From the Times story:
"Officials in the United States and the European Union have said they need more. And in January, Brazil restricted exports of syringes and needles when its vaccination efforts fell short.
Further complicating the challenge, not just any syringe will do the trick.
"Japan revealed last month that it might have to discard millions of doses of the Pfizer-BioNTech vaccine if it couldn’t secure enough syringes able to draw out a sixth dose from vials. In January, the Food and Drug Administration advised health care providers in the United States that they could extract more doses from the Pfizer vials after hospitals there discovered that some contained enough for a sixth — or even a seventh — shot."

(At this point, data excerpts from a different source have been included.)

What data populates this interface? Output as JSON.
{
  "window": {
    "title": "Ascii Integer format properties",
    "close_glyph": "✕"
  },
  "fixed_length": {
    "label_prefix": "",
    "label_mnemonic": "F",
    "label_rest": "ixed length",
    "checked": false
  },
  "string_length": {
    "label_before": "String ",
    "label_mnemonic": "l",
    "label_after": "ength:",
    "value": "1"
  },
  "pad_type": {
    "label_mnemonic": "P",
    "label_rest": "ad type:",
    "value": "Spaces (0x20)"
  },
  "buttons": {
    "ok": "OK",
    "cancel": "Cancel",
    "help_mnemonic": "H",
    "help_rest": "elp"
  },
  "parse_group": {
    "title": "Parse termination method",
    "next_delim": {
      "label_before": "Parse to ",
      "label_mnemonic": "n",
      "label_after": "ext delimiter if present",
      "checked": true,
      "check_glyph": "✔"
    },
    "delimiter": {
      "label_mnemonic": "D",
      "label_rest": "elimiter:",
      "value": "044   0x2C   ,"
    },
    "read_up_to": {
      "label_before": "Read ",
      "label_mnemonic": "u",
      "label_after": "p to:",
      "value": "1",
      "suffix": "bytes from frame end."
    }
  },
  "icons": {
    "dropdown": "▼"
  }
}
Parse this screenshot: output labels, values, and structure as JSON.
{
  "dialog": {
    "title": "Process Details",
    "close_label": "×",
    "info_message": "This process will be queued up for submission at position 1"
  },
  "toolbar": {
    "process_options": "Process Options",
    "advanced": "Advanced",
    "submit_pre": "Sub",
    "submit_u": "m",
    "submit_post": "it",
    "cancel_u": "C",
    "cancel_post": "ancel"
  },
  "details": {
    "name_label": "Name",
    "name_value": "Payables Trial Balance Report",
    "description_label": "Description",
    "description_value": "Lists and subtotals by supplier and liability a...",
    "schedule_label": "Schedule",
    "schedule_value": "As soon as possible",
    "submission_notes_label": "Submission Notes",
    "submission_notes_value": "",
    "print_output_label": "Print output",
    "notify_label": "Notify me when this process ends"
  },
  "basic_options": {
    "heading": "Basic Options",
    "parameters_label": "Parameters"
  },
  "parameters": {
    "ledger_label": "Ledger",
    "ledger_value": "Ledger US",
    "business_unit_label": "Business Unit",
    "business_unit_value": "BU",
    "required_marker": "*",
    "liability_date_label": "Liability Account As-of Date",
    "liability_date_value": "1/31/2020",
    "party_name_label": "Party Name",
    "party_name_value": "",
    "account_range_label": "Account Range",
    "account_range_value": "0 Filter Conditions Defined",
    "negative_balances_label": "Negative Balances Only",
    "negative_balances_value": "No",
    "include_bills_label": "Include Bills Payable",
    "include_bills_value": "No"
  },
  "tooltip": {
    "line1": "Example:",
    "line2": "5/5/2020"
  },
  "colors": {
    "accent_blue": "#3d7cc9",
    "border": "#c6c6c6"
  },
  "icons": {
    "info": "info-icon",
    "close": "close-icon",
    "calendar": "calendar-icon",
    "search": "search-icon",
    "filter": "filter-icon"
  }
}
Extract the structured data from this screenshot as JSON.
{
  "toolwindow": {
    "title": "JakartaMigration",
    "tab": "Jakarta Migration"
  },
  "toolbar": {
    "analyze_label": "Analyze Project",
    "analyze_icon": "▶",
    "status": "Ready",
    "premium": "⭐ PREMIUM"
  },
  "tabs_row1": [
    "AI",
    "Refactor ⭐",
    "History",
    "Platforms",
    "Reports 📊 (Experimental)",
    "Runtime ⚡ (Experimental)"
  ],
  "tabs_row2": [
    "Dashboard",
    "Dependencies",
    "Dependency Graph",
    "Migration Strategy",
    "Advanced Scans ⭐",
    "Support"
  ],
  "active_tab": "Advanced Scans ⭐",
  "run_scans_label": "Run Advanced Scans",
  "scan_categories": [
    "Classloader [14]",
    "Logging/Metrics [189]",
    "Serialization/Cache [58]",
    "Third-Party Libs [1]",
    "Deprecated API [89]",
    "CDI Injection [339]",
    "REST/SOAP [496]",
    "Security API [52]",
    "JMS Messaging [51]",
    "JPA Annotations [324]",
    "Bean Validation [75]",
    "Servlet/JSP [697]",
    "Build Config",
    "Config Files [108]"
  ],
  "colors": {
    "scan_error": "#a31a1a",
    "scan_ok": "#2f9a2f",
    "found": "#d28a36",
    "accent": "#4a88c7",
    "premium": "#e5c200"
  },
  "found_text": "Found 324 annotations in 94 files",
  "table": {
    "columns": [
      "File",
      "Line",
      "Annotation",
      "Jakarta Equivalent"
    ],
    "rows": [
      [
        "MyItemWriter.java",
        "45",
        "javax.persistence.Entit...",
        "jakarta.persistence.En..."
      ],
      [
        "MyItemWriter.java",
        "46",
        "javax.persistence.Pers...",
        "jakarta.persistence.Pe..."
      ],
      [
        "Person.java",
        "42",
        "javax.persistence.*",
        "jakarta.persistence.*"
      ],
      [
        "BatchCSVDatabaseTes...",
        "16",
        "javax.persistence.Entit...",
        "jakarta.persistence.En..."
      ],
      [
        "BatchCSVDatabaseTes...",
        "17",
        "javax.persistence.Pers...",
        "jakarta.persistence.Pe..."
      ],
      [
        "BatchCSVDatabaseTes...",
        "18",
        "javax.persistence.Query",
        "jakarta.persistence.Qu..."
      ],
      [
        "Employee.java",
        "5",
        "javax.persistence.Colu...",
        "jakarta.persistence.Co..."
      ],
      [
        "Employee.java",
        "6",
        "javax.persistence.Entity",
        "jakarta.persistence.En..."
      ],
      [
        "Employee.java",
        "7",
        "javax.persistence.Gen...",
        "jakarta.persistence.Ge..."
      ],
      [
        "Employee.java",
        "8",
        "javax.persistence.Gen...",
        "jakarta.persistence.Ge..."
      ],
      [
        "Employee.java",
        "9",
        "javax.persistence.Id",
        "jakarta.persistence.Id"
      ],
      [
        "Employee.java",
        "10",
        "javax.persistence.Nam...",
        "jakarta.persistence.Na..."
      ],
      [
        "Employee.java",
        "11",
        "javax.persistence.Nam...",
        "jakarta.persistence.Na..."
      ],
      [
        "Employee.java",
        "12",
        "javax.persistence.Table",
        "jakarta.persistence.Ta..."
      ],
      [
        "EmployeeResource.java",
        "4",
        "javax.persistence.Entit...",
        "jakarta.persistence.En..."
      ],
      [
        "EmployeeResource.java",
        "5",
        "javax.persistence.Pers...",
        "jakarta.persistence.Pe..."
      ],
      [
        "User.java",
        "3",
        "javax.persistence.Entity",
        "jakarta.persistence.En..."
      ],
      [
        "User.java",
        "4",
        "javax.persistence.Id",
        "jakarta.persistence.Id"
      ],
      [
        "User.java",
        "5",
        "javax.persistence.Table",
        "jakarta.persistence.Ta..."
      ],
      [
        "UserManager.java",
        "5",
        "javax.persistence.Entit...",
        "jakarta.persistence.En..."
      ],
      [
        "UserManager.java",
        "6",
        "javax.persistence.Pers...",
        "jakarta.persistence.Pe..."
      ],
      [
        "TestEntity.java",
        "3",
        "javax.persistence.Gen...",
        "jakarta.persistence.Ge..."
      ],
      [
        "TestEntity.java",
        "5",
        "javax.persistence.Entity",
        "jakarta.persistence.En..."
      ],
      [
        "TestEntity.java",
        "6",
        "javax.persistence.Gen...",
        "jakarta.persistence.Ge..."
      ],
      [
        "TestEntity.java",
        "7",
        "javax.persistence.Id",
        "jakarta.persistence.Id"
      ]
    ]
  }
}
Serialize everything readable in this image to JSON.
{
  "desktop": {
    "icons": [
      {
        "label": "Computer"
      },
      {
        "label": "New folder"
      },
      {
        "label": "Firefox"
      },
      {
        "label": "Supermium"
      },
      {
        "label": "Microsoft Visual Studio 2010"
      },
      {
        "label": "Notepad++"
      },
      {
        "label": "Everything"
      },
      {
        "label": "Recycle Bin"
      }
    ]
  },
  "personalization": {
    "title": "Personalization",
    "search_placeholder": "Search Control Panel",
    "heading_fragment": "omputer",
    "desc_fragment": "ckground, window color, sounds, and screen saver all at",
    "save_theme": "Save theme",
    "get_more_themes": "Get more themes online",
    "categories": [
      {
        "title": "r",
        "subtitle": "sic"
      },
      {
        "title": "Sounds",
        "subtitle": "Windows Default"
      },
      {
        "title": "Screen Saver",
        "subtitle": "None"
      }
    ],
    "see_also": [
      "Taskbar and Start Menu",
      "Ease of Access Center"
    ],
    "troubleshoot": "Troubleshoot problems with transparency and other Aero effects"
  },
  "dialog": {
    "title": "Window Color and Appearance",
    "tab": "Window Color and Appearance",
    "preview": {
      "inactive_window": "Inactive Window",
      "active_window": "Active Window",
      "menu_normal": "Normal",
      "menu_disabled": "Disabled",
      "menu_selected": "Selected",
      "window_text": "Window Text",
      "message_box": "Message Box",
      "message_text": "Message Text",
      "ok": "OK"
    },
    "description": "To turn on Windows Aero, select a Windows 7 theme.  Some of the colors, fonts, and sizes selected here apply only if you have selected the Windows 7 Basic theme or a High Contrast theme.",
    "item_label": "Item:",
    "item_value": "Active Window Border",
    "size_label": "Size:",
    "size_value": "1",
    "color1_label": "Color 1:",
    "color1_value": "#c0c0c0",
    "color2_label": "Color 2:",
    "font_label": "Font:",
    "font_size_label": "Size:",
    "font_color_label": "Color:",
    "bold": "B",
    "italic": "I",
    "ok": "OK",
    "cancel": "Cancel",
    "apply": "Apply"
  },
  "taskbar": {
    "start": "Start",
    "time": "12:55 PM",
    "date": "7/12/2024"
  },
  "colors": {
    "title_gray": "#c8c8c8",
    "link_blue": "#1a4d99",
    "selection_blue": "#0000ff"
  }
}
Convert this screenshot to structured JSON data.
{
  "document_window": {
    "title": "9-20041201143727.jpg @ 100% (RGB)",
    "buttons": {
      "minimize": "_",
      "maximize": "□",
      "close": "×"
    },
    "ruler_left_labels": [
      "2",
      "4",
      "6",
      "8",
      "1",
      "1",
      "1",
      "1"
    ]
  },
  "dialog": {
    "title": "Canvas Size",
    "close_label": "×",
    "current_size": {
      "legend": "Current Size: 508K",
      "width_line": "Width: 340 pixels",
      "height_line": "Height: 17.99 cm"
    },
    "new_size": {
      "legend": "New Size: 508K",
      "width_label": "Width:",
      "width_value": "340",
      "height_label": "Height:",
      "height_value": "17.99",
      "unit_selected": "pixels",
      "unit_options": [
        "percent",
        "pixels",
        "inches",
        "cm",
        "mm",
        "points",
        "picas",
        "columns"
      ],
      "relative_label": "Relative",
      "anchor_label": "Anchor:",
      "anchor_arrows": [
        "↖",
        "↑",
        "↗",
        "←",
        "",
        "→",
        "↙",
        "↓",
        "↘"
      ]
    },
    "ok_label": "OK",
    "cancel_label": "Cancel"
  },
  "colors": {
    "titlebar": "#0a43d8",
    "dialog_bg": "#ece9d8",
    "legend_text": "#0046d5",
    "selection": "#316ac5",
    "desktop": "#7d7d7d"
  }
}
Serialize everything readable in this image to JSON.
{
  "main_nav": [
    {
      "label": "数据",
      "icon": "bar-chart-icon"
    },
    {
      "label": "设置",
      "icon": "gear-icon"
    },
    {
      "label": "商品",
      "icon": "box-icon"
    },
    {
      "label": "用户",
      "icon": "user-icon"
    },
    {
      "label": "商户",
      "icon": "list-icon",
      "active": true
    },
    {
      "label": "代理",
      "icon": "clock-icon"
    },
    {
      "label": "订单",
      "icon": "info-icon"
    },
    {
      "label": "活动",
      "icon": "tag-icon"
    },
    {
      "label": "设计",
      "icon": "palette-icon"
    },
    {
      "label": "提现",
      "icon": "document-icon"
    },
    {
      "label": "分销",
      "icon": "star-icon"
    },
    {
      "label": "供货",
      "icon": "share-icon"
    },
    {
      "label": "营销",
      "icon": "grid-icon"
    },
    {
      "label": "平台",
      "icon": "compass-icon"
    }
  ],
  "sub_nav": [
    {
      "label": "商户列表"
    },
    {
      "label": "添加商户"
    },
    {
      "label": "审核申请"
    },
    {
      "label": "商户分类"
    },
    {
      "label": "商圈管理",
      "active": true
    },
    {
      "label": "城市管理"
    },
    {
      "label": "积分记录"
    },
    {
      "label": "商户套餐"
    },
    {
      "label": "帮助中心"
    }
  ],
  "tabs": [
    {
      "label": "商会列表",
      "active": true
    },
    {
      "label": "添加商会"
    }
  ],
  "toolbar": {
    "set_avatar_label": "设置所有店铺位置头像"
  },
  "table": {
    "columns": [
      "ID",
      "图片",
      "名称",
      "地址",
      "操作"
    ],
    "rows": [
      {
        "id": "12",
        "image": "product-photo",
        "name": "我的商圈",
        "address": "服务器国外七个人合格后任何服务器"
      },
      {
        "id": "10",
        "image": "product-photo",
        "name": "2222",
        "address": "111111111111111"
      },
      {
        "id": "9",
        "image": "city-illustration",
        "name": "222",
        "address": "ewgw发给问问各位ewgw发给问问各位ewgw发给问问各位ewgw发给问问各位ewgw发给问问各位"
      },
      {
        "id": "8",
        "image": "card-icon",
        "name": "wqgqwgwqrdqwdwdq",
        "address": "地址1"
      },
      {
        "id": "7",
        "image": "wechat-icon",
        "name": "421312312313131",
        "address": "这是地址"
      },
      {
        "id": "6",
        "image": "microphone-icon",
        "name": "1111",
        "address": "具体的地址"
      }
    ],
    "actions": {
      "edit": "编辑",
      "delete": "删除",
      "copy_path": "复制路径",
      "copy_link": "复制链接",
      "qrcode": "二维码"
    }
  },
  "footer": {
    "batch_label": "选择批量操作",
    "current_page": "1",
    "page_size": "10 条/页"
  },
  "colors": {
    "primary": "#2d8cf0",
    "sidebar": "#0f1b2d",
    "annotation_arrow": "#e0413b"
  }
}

According to the story, "The world needs between eight billion and 10 billion syringes for Covid-19 vaccinations alone, experts say."
• The Washington Post reports that after eight gorillas at the San Diego Zoo were found to have Covid-19 earlier this year, the zoo said this week that "four orangutans and five bonobos have now received two doses of a coronavirus vaccine made specifically for animals. They’re the first nonhuman primates to be vaccinated against the virus, which has been shown to infect a number of mammals."
The Post writes that Pascal Gagneux, a zoologist at the University of California at San Diego, says that "the zoo made the right decision. 'It makes quite a bit of sense. These animals are incredibly precious. There’s a very finite number of great apes in captivity."
• From Fast Company:
"Ro, an online pharmacy that got its start prescribing sexual health products, is now offering to vaccinate seniors at home in New York. The company is working with the New York Department of Health as well as local organizations on the effort."
The program is being tested in Yonkers, New York.
"Ro’s nurses, who are supplied through a staffing agency, pick up doses from healthcare providers and bring them directly to a roster of patients based on their proximity," the story says. "After giving a patient a shot, nurses will monitor them for 20 minutes just in case there is a rare adverse event.
"Ro CEO Zachariah Reitano says he believes that his company will be able to deliver at least one vial of 10 doses per healthcare provider every day. If there are extra doses left over at the end of the day, Reitano says that Ro is working with the mayor’s office to give excess vaccines to essential workers like police officers and firefighters. The goal is to expand the program over time to other parts of the state."
Wait a minute. An online pharmacy specializing in sexual health is going to nursing homes to give vaccines? I hope they don't get their syringes mixed up.